The first thing I thought when I grabbed this CD wasn't any regard of music but rather "Wow! Lookit that way past cool Dillon Beach gatefold airshot! Man, that's PRIME hiking lowlands!", and I'll indeed find the place and explore it in the future. Then I opened the liner and caught the Bohemian Renaissance painting of Wells 'n thought "Hm, another Toulouse Engelhardt maybe" and was mostly mistaken in that, as Stan's a folkie through and through while Toulouse is a guitar twangler pyrotechnician at heart, despite his ballads and such. Finally, I took note of the sit-ins: David LaFlamme, Ramblin' Jack Elliott, David Grisman, and others and rubbed my hands: "Sweeeet!".

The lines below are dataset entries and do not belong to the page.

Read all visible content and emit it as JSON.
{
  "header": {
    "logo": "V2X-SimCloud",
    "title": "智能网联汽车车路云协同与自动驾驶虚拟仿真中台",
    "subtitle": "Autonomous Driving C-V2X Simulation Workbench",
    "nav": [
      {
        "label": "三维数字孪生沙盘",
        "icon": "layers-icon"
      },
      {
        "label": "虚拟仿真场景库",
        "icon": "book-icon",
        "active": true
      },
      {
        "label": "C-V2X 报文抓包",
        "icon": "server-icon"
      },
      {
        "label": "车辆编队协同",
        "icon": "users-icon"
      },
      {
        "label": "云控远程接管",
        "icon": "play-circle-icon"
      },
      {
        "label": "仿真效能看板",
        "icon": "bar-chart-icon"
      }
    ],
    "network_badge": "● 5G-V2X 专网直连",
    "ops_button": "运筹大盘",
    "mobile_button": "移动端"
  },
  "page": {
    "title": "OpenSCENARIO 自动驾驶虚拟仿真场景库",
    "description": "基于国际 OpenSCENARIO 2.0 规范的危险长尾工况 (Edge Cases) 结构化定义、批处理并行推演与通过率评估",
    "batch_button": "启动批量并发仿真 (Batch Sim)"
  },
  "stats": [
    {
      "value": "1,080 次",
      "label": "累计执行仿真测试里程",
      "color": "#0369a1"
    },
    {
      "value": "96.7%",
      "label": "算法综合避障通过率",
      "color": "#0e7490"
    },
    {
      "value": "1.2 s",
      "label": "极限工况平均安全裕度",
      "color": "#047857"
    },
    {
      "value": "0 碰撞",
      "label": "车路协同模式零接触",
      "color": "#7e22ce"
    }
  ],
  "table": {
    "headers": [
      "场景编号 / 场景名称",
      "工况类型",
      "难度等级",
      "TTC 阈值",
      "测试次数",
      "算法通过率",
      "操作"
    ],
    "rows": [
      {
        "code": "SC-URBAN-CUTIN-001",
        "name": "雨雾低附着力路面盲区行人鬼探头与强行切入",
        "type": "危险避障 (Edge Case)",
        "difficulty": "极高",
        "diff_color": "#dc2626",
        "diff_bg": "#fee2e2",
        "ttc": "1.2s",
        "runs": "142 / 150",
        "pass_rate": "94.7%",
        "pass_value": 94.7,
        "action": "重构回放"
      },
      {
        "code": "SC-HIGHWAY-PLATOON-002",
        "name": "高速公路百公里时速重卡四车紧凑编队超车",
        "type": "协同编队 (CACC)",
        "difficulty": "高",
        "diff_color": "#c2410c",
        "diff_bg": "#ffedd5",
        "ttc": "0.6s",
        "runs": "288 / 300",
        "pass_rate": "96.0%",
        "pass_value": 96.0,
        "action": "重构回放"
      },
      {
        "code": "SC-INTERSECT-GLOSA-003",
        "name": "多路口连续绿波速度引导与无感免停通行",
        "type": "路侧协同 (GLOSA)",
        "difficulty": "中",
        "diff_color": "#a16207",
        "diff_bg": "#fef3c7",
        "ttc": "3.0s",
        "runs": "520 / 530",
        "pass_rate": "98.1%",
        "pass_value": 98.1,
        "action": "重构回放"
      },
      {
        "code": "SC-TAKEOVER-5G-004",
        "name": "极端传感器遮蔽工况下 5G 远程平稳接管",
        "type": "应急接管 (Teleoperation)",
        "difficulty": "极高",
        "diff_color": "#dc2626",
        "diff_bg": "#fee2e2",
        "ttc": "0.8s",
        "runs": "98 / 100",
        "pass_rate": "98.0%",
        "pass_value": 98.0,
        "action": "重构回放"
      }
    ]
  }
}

Wells prefers the cool and breezy laid back style of the full-on folk strain. Sit Beside Me, for instance, is Simon and Garfunkel by way of Jesse Colin Young, while Like a River has a more baroque Renaissancey feel to it, filtered through the Great Plains, something members of Steeleye Span might've joined in with the Incredible String Band for a while, all and sundry stopping by Farmer Brown's for quiet barnyard songmaking before heading for the Tetons. The companioning River's Got to Flow, dedicated to the Friends of the River organization, is a protest song, and, as with much of the fare here, the backing vocals are extremely important to the track's texture. Betty Perkns sings like Ameican Gothic feels while one of the male vocalists, either Mike Perkins or Ted Anderson, can't tell which, encants in a striking basso profundo…like a John B. Wells (Coast to Coast radio show host) who decided to go two octaves below his already resonant voice and rumble.

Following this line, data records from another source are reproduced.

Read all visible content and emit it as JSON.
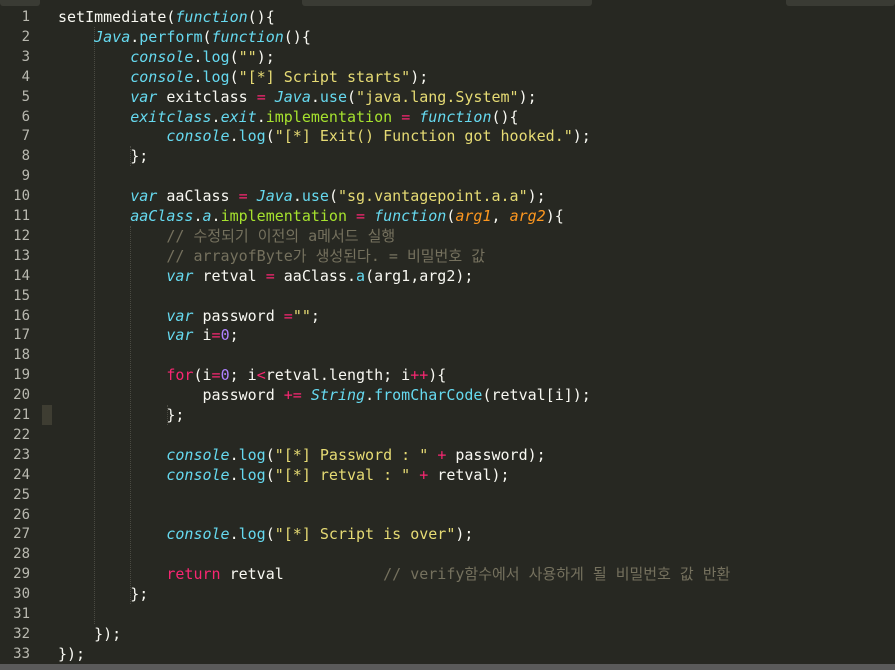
{
  "editor": {
    "language": "JavaScript",
    "theme_colors": {
      "background": "#272822",
      "foreground": "#f8f8f2",
      "keyword": "#f92672",
      "storage": "#66d9ef",
      "string": "#e6db74",
      "number": "#ae81ff",
      "parameter": "#fd971f",
      "comment": "#75715e",
      "property": "#a6e22e",
      "line_number": "#b9b9b0"
    },
    "active_line": 21,
    "lines": [
      {
        "n": "1",
        "tokens": [
          [
            "plain",
            "setImmediate"
          ],
          [
            "plain",
            "("
          ],
          [
            "func",
            "function"
          ],
          [
            "plain",
            "(){"
          ]
        ]
      },
      {
        "n": "2",
        "tokens": [
          [
            "plain",
            "    "
          ],
          [
            "obj",
            "Java"
          ],
          [
            "plain",
            "."
          ],
          [
            "call",
            "perform"
          ],
          [
            "plain",
            "("
          ],
          [
            "func",
            "function"
          ],
          [
            "plain",
            "(){"
          ]
        ]
      },
      {
        "n": "3",
        "tokens": [
          [
            "plain",
            "        "
          ],
          [
            "obj",
            "console"
          ],
          [
            "plain",
            "."
          ],
          [
            "call",
            "log"
          ],
          [
            "plain",
            "("
          ],
          [
            "str",
            "\"\""
          ],
          [
            "plain",
            ");"
          ]
        ]
      },
      {
        "n": "4",
        "tokens": [
          [
            "plain",
            "        "
          ],
          [
            "obj",
            "console"
          ],
          [
            "plain",
            "."
          ],
          [
            "call",
            "log"
          ],
          [
            "plain",
            "("
          ],
          [
            "str",
            "\"[*] Script starts\""
          ],
          [
            "plain",
            ");"
          ]
        ]
      },
      {
        "n": "5",
        "tokens": [
          [
            "plain",
            "        "
          ],
          [
            "store",
            "var"
          ],
          [
            "plain",
            " exitclass "
          ],
          [
            "op",
            "="
          ],
          [
            "plain",
            " "
          ],
          [
            "obj",
            "Java"
          ],
          [
            "plain",
            "."
          ],
          [
            "call",
            "use"
          ],
          [
            "plain",
            "("
          ],
          [
            "str",
            "\"java.lang.System\""
          ],
          [
            "plain",
            ");"
          ]
        ]
      },
      {
        "n": "6",
        "tokens": [
          [
            "plain",
            "        "
          ],
          [
            "obj",
            "exitclass"
          ],
          [
            "plain",
            "."
          ],
          [
            "obj",
            "exit"
          ],
          [
            "plain",
            "."
          ],
          [
            "prop",
            "implementation"
          ],
          [
            "plain",
            " "
          ],
          [
            "op",
            "="
          ],
          [
            "plain",
            " "
          ],
          [
            "func",
            "function"
          ],
          [
            "plain",
            "(){"
          ]
        ]
      },
      {
        "n": "7",
        "tokens": [
          [
            "plain",
            "            "
          ],
          [
            "obj",
            "console"
          ],
          [
            "plain",
            "."
          ],
          [
            "call",
            "log"
          ],
          [
            "plain",
            "("
          ],
          [
            "str",
            "\"[*] Exit() Function got hooked.\""
          ],
          [
            "plain",
            ");"
          ]
        ]
      },
      {
        "n": "8",
        "tokens": [
          [
            "plain",
            "        };"
          ]
        ]
      },
      {
        "n": "9",
        "tokens": [
          [
            "plain",
            ""
          ]
        ]
      },
      {
        "n": "10",
        "tokens": [
          [
            "plain",
            "        "
          ],
          [
            "store",
            "var"
          ],
          [
            "plain",
            " aaClass "
          ],
          [
            "op",
            "="
          ],
          [
            "plain",
            " "
          ],
          [
            "obj",
            "Java"
          ],
          [
            "plain",
            "."
          ],
          [
            "call",
            "use"
          ],
          [
            "plain",
            "("
          ],
          [
            "str",
            "\"sg.vantagepoint.a.a\""
          ],
          [
            "plain",
            ");"
          ]
        ]
      },
      {
        "n": "11",
        "tokens": [
          [
            "plain",
            "        "
          ],
          [
            "obj",
            "aaClass"
          ],
          [
            "plain",
            "."
          ],
          [
            "obj",
            "a"
          ],
          [
            "plain",
            "."
          ],
          [
            "prop",
            "implementation"
          ],
          [
            "plain",
            " "
          ],
          [
            "op",
            "="
          ],
          [
            "plain",
            " "
          ],
          [
            "func",
            "function"
          ],
          [
            "plain",
            "("
          ],
          [
            "param",
            "arg1"
          ],
          [
            "plain",
            ", "
          ],
          [
            "param",
            "arg2"
          ],
          [
            "plain",
            "){"
          ]
        ]
      },
      {
        "n": "12",
        "tokens": [
          [
            "plain",
            "            "
          ],
          [
            "cmt",
            "// 수정되기 이전의 a메서드 실행"
          ]
        ]
      },
      {
        "n": "13",
        "tokens": [
          [
            "plain",
            "            "
          ],
          [
            "cmt",
            "// arrayofByte가 생성된다. = 비밀번호 값"
          ]
        ]
      },
      {
        "n": "14",
        "tokens": [
          [
            "plain",
            "            "
          ],
          [
            "store",
            "var"
          ],
          [
            "plain",
            " retval "
          ],
          [
            "op",
            "="
          ],
          [
            "plain",
            " aaClass."
          ],
          [
            "call",
            "a"
          ],
          [
            "plain",
            "(arg1,arg2);"
          ]
        ]
      },
      {
        "n": "15",
        "tokens": [
          [
            "plain",
            ""
          ]
        ]
      },
      {
        "n": "16",
        "tokens": [
          [
            "plain",
            "            "
          ],
          [
            "store",
            "var"
          ],
          [
            "plain",
            " password "
          ],
          [
            "op",
            "="
          ],
          [
            "str",
            "\"\""
          ],
          [
            "plain",
            ";"
          ]
        ]
      },
      {
        "n": "17",
        "tokens": [
          [
            "plain",
            "            "
          ],
          [
            "store",
            "var"
          ],
          [
            "plain",
            " i"
          ],
          [
            "op",
            "="
          ],
          [
            "num",
            "0"
          ],
          [
            "plain",
            ";"
          ]
        ]
      },
      {
        "n": "18",
        "tokens": [
          [
            "plain",
            ""
          ]
        ]
      },
      {
        "n": "19",
        "tokens": [
          [
            "plain",
            "            "
          ],
          [
            "kw",
            "for"
          ],
          [
            "plain",
            "(i"
          ],
          [
            "op",
            "="
          ],
          [
            "num",
            "0"
          ],
          [
            "plain",
            "; i"
          ],
          [
            "op",
            "<"
          ],
          [
            "plain",
            "retval.length; i"
          ],
          [
            "op",
            "++"
          ],
          [
            "plain",
            "){"
          ]
        ]
      },
      {
        "n": "20",
        "tokens": [
          [
            "plain",
            "                password "
          ],
          [
            "op",
            "+="
          ],
          [
            "plain",
            " "
          ],
          [
            "obj",
            "String"
          ],
          [
            "plain",
            "."
          ],
          [
            "call",
            "fromCharCode"
          ],
          [
            "plain",
            "(retval[i]);"
          ]
        ]
      },
      {
        "n": "21",
        "tokens": [
          [
            "plain",
            "            };"
          ]
        ]
      },
      {
        "n": "22",
        "tokens": [
          [
            "plain",
            ""
          ]
        ]
      },
      {
        "n": "23",
        "tokens": [
          [
            "plain",
            "            "
          ],
          [
            "obj",
            "console"
          ],
          [
            "plain",
            "."
          ],
          [
            "call",
            "log"
          ],
          [
            "plain",
            "("
          ],
          [
            "str",
            "\"[*] Password : \""
          ],
          [
            "plain",
            " "
          ],
          [
            "op",
            "+"
          ],
          [
            "plain",
            " password);"
          ]
        ]
      },
      {
        "n": "24",
        "tokens": [
          [
            "plain",
            "            "
          ],
          [
            "obj",
            "console"
          ],
          [
            "plain",
            "."
          ],
          [
            "call",
            "log"
          ],
          [
            "plain",
            "("
          ],
          [
            "str",
            "\"[*] retval : \""
          ],
          [
            "plain",
            " "
          ],
          [
            "op",
            "+"
          ],
          [
            "plain",
            " retval);"
          ]
        ]
      },
      {
        "n": "25",
        "tokens": [
          [
            "plain",
            ""
          ]
        ]
      },
      {
        "n": "26",
        "tokens": [
          [
            "plain",
            ""
          ]
        ]
      },
      {
        "n": "27",
        "tokens": [
          [
            "plain",
            "            "
          ],
          [
            "obj",
            "console"
          ],
          [
            "plain",
            "."
          ],
          [
            "call",
            "log"
          ],
          [
            "plain",
            "("
          ],
          [
            "str",
            "\"[*] Script is over\""
          ],
          [
            "plain",
            ");"
          ]
        ]
      },
      {
        "n": "28",
        "tokens": [
          [
            "plain",
            ""
          ]
        ]
      },
      {
        "n": "29",
        "tokens": [
          [
            "plain",
            "            "
          ],
          [
            "kw",
            "return"
          ],
          [
            "plain",
            " retval           "
          ],
          [
            "cmt",
            "// verify함수에서 사용하게 될 비밀번호 값 반환"
          ]
        ]
      },
      {
        "n": "30",
        "tokens": [
          [
            "plain",
            "        };"
          ]
        ]
      },
      {
        "n": "31",
        "tokens": [
          [
            "plain",
            ""
          ]
        ]
      },
      {
        "n": "32",
        "tokens": [
          [
            "plain",
            "    });"
          ]
        ]
      },
      {
        "n": "33",
        "tokens": [
          [
            "plain",
            "});"
          ]
        ]
      }
    ]
  }
}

I Just Want to Tell You is a stripped-down cut featuring Perkins' delicate ukulele work, fingerstyle, sounding like a piccolo guitar, as Wells and Perkins duet, birds in a courtship flight. It's A Beautiful Day fans might want to note that LaFlamme plays not only his trademark violin but cello as well in the disc, and no one is grandstanding at any point whatsoever. Everything's pretty much cool breezes and thoughtful reflection, though the duet of Wells and Elliott kinda threatens to git uppity then decides to just stay smart-alecky and cynical while wistful and spunky.